Bab 7 Rhythm

1.4K 138 43
                                    

Lala dalam matanya yang masih terpejam bedecak kesal. Pasalnya, dari beberapa menit yang lalu, ia sadar selimutnya ditarik oleh Chika. Berulang kali ia tarik, berulang kali juga Chika membalas menariknya. Terlebih jam-jam mendekati pagi adalah waktu terdingin dan paling enak untuk semakin membungkus diri di bawah selimut. Tapi kali ini dia benar-benar terusik. Dia pun bangun dengan rasa kesal kemudian menarik paksa selimut miliknya yang direnggut Chika.

"Merem aja rese dih, padahal dah ada selimut sendiri," Lala kembali merebahkan tubuhnya setelah berhasil mengambil kembali miliknya.

"Pa...," igau Chika. Lala awalnya cuek, tapi Chika kembali mengigau memanggil Papanya hingga lima kali kalau ia tak salah hitung. Lala pun bangun dengan malas, merasa tidurnya terganggu.

"Kangen bokapnya ini mah,"

"Astaga!" baru saja Lala ingin menepuk keras pipi Chika, telapak tangannya terlebih dulu dikejutkan dengan suhu tubuh Chika yang cukup menyengat itu.

"Chik, lo panas banget," lanjutnya dengan nada khawatir. Kantuk yang tadi masih hinggap kini telah menguap. Telapak tangannya kembali menyusuri wajah Chika, dari mulai dahi, pipi, hingga turun ke leher.

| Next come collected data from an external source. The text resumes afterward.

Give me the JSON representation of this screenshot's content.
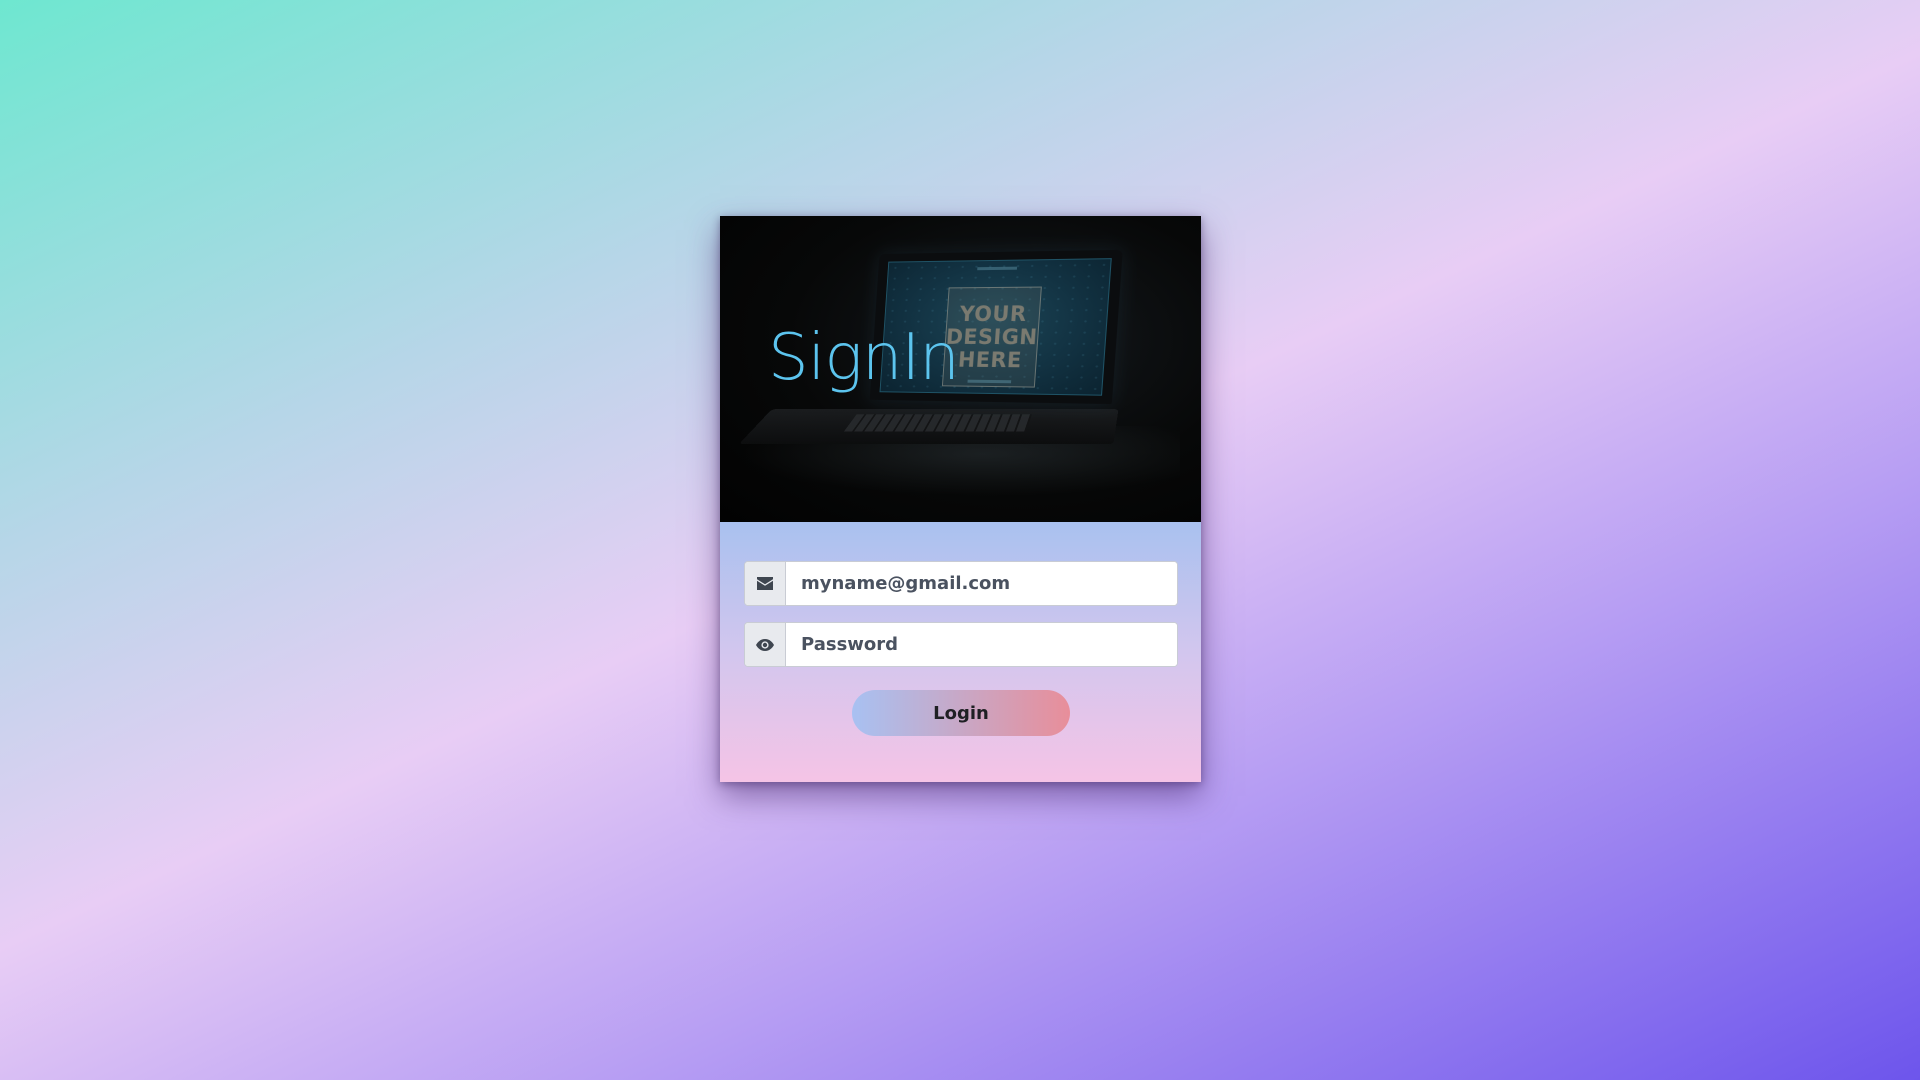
{
  "hero": {
    "title": "SignIn",
    "mockup_text": "YOUR\nDESIGN\nHERE"
  },
  "form": {
    "email": {
      "icon": "envelope-icon",
      "value": "",
      "placeholder": "myname@gmail.com"
    },
    "password": {
      "icon": "eye-icon",
      "value": "",
      "placeholder": "Password"
    },
    "login_label": "Login"
  },
  "colors": {
    "title": "#5cc4ee",
    "button_start": "#a8c1f2",
    "button_end": "#e88e9a"
  }
}
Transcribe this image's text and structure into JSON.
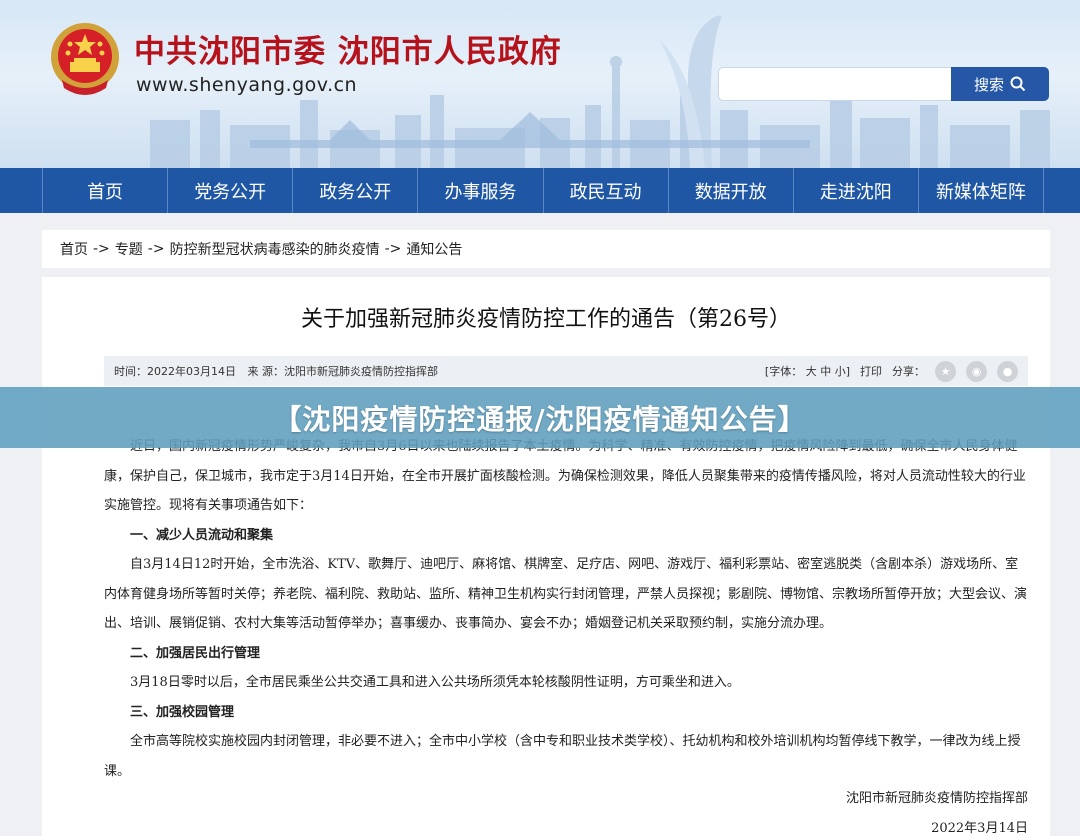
{
  "header": {
    "site_title": "中共沈阳市委 沈阳市人民政府",
    "site_url": "www.shenyang.gov.cn",
    "search": {
      "value": "",
      "button_label": "搜索"
    }
  },
  "nav": {
    "items": [
      {
        "label": "首页"
      },
      {
        "label": "党务公开"
      },
      {
        "label": "政务公开"
      },
      {
        "label": "办事服务"
      },
      {
        "label": "政民互动"
      },
      {
        "label": "数据开放"
      },
      {
        "label": "走进沈阳"
      },
      {
        "label": "新媒体矩阵"
      }
    ]
  },
  "breadcrumb": {
    "items": [
      "首页",
      "专题",
      "防控新型冠状病毒感染的肺炎疫情",
      "通知公告"
    ],
    "separator": "->"
  },
  "article": {
    "title": "关于加强新冠肺炎疫情防控工作的通告（第26号）",
    "meta": {
      "time": "时间：2022年03月14日",
      "source": "来 源：沈阳市新冠肺炎疫情防控指挥部",
      "font_size": "[字体： 大 中 小]",
      "print": "打印",
      "share": "分享："
    },
    "paragraphs": {
      "p1": "近日，国内新冠疫情形势严峻复杂，我市自3月6日以来也陆续报告了本土疫情。为科学、精准、有效防控疫情，把疫情风险降到最低，确保全市人民身体健康，保护自己，保卫城市，我市定于3月14日开始，在全市开展扩面核酸检测。为确保检测效果，降低人员聚集带来的疫情传播风险，将对人员流动性较大的行业实施管控。现将有关事项通告如下：",
      "h1": "一、减少人员流动和聚集",
      "p2": "自3月14日12时开始，全市洗浴、KTV、歌舞厅、迪吧厅、麻将馆、棋牌室、足疗店、网吧、游戏厅、福利彩票站、密室逃脱类（含剧本杀）游戏场所、室内体育健身场所等暂时关停；养老院、福利院、救助站、监所、精神卫生机构实行封闭管理，严禁人员探视；影剧院、博物馆、宗教场所暂停开放；大型会议、演出、培训、展销促销、农村大集等活动暂停举办；喜事缓办、丧事简办、宴会不办；婚姻登记机关采取预约制，实施分流办理。",
      "h2": "二、加强居民出行管理",
      "p3": "3月18日零时以后，全市居民乘坐公共交通工具和进入公共场所须凭本轮核酸阴性证明，方可乘坐和进入。",
      "h3": "三、加强校园管理",
      "p4": "全市高等院校实施校园内封闭管理，非必要不进入；全市中小学校（含中专和职业技术类学校）、托幼机构和校外培训机构均暂停线下教学，一律改为线上授课。"
    },
    "signature": "沈阳市新冠肺炎疫情防控指挥部",
    "date": "2022年3月14日"
  },
  "banner": {
    "text": "【沈阳疫情防控通报/沈阳疫情通知公告】"
  },
  "colors": {
    "nav_bg": "#1f57a5",
    "title_red": "#b5121b",
    "banner_bg": "#5e9ebe",
    "search_btn": "#2557a6"
  },
  "icons": [
    "national-emblem-icon",
    "search-icon",
    "weibo-icon",
    "wechat-icon",
    "share-icon"
  ]
}
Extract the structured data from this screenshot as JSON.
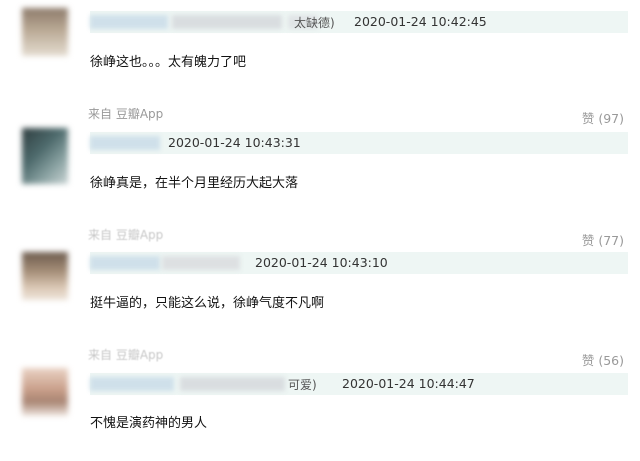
{
  "comments": [
    {
      "username_suffix": "太缺德)",
      "timestamp": "2020-01-24 10:42:45",
      "text": "徐峥这也。。。太有魄力了吧",
      "source": "来自 豆瓣App",
      "likes": "赞 (97)"
    },
    {
      "timestamp": "2020-01-24 10:43:31",
      "text": "徐峥真是，在半个月里经历大起大落",
      "source": "来自 豆瓣App",
      "likes": "赞 (77)"
    },
    {
      "timestamp": "2020-01-24 10:43:10",
      "text": "挺牛逼的，只能这么说，徐峥气度不凡啊",
      "source": "来自 豆瓣App",
      "likes": "赞 (56)"
    },
    {
      "username_suffix": "可爱)",
      "timestamp": "2020-01-24 10:44:47",
      "text": "不愧是演药神的男人"
    }
  ]
}
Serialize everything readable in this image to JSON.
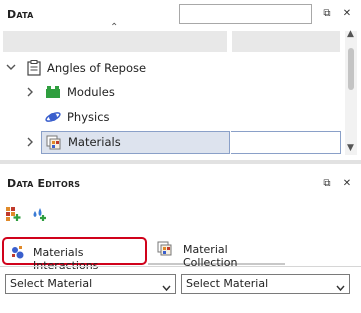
{
  "data_panel": {
    "title": "Data",
    "search_value": "",
    "tree": {
      "root": {
        "label": "Angles of Repose",
        "icon": "clipboard-icon"
      },
      "children": [
        {
          "label": "Modules",
          "icon": "modules-icon"
        },
        {
          "label": "Physics",
          "icon": "physics-icon"
        },
        {
          "label": "Materials",
          "icon": "materials-icon"
        }
      ]
    }
  },
  "editors_panel": {
    "title": "Data Editors",
    "tabs": [
      {
        "label": "Materials Interactions",
        "icon": "materials-interactions-icon"
      },
      {
        "label": "Material Collection",
        "icon": "material-collection-icon"
      }
    ],
    "select_left": "Select Material",
    "select_right": "Select Material"
  },
  "colors": {
    "highlight_ring": "#d0021b",
    "selected_row": "#dde3ee",
    "header_bg": "#e8e8e8",
    "modules_green": "#2f9e3f",
    "physics_blue": "#3a5fcd"
  }
}
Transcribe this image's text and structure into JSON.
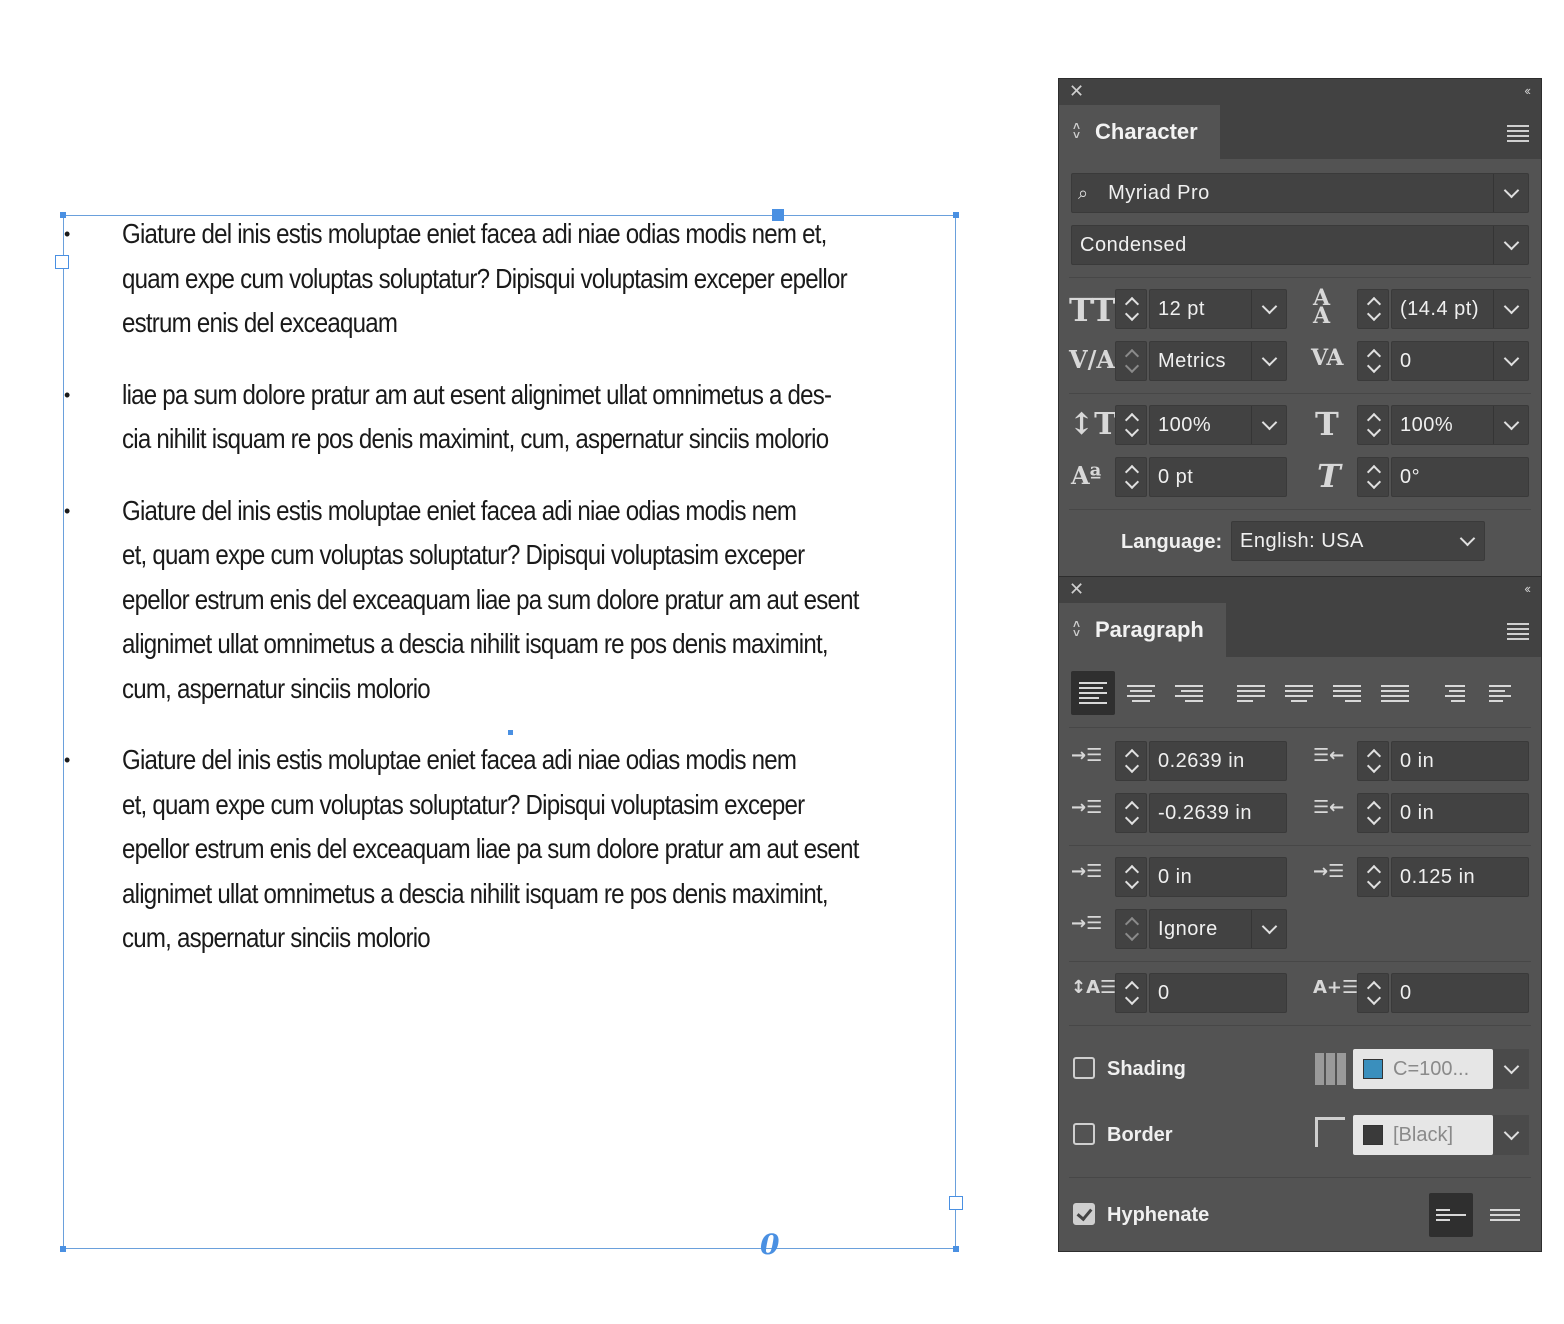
{
  "story": {
    "paragraphs": [
      {
        "bullet": "•",
        "lines": [
          "Giature del inis estis moluptae eniet facea adi niae odias modis nem et,",
          "quam expe cum voluptas soluptatur? Dipisqui voluptasim exceper epellor",
          "estrum enis del exceaquam"
        ]
      },
      {
        "bullet": "•",
        "lines": [
          "liae pa sum dolore pratur am aut esent alignimet ullat omnimetus a des-",
          "cia nihilit isquam re pos denis maximint, cum, aspernatur sinciis molorio"
        ]
      },
      {
        "bullet": "•",
        "lines": [
          "Giature del inis estis moluptae eniet facea adi niae odias modis nem",
          "et, quam expe cum voluptas soluptatur? Dipisqui voluptasim exceper",
          "epellor estrum enis del exceaquam liae pa sum dolore pratur am aut esent",
          "alignimet ullat omnimetus a descia nihilit isquam re pos denis maximint,",
          "cum, aspernatur sinciis molorio"
        ]
      },
      {
        "bullet": "•",
        "lines": [
          "Giature del inis estis moluptae eniet facea adi niae odias modis nem",
          "et, quam expe cum voluptas soluptatur? Dipisqui voluptasim exceper",
          "epellor estrum enis del exceaquam liae pa sum dolore pratur am aut esent",
          "alignimet ullat omnimetus a descia nihilit isquam re pos denis maximint,",
          "cum, aspernatur sinciis molorio"
        ]
      }
    ],
    "overset_marker": "0"
  },
  "character": {
    "title": "Character",
    "font_family": "Myriad Pro",
    "font_style": "Condensed",
    "font_size": "12 pt",
    "leading": "(14.4 pt)",
    "kerning": "Metrics",
    "tracking": "0",
    "vertical_scale": "100%",
    "horizontal_scale": "100%",
    "baseline_shift": "0 pt",
    "skew": "0°",
    "language_label": "Language:",
    "language": "English: USA"
  },
  "paragraph": {
    "title": "Paragraph",
    "left_indent": "0.2639 in",
    "right_indent": "0 in",
    "first_line_indent": "-0.2639 in",
    "last_line_right_indent": "0 in",
    "space_before": "0 in",
    "space_after": "0.125 in",
    "align_to_grid": "Ignore",
    "drop_cap_lines": "0",
    "drop_cap_chars": "0",
    "shading_label": "Shading",
    "shading_color": "C=100...",
    "shading_swatch": "#3a8fbd",
    "shading_checked": false,
    "border_label": "Border",
    "border_color": "[Black]",
    "border_swatch": "#3a3a3a",
    "border_checked": false,
    "hyphenate_label": "Hyphenate",
    "hyphenate_checked": true
  },
  "colors": {
    "panel_bg": "#535353",
    "frame_accent": "#4a90e2"
  }
}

Lala yang tadinya bersungtut-sungut selimutnya direnggut, kini tanpa pikir panjang ia berikan pada Chika. Ia lapiskan selimut itu di atas selimut yang Chika pakai. Bagaimanapun Chika sudah ia anggap sebagai adiknya, ia tak mau Chika kenapa-kenapa, terlebih sedang jauh dari orang tua.

"Chika," Lala menepuk lembut pipi Chika beberapa kali, membuat anak itu membuka matanya dengan berat.

"Pusing?" tanya Lala lembut sambil menekan-nekan puncak kepala Chika. Chika membalikkan tubuhnya menghadap Lala yang ada di sampingnya. Tanpa menjawab, anak itu menarik lengan Lala dan memeluknya. Lalapun menurunkan tubuhnya, merengkuh tubuh Chika yang suhunya hangat itu.

"Lo panas banget, pusing gak? Gue ambilin minum anget dulu mau? Nanti gue tanya mbah ti deh punya paracetamol apa gak, paling juga udah bangun," Lala melepas pelukkannya kemudian turun dari tempat tidur meninggalkan Chika yang masih bergeming.

Lala menuju dapur, mengambil gelas lalu ia tuangkan air panas setengah gelasnya dan mengisi sisanya dengan air biasa. Saat berbalik ia mendapati Vito yang berjalan dengan muka kantuknya ke arah dapur.

"Udah bangun kamu, La?" Vito basa-basi. Dia mengambil gelas, mengisinya dengan air putih lalu meneguknya hingga habis.

"Males bangun jam segini sebenernya, tapi Chika badannya panas banget, ini gue lagi ambil air buat dia," balas Lala. Mendengar itu, beban berat yang tadi masih menggelayut di pelupuk mata Vito seolah putus, membuat matanya membulat sempurnya.

"Chika sakit?" tanya Vito memastikan. Wajahnya kini telah berubah khawatir.

"Iya, gak tau deh, padahal semalem gakpapa. Ya udah gue ke kamar dulu,"

"Saya boleh ikut?" Lala mengangguk mempersilahkan Vito untuk turut.

Lala memberikan gelas yang tadi ia pegang ke pada Vito, kemudian duduk di pinggir ranjang membangunkan Chika. Vito, mata lelaki itu terus memerhatikan bagaimana Lala membantu Chika untuk duduk. Wajah Chika terlihat sedikit pucat, hidungnya juga merah samar.

"Nih, minum dulu," Lala mengambil gelas dari tangan Vito. Laki-laki ini lantas duduk juga di pirnggir ranjang. Tangannya reflek memijat kaki Chika.

"Kenapa deh? Kedinginan angin semalem?" tanya Lala setelah Chika memberikan gelasnya lagi pada Lala. Perempuan ini terlihat khawatir pada Chika. Berulang kali tangannya mengusap lembut kepala Chika.

"Gue mimpi naik gunung, gunungnya erupsi, kak, tapi gak ada yang nolongin. Mana malah ada yang bagi-bagi melon," jawab Chika lirih. Dia melempar pandangannya ke tangan Vito yang masih memijat kakinya. Manik mata mereka bertemu sebentar.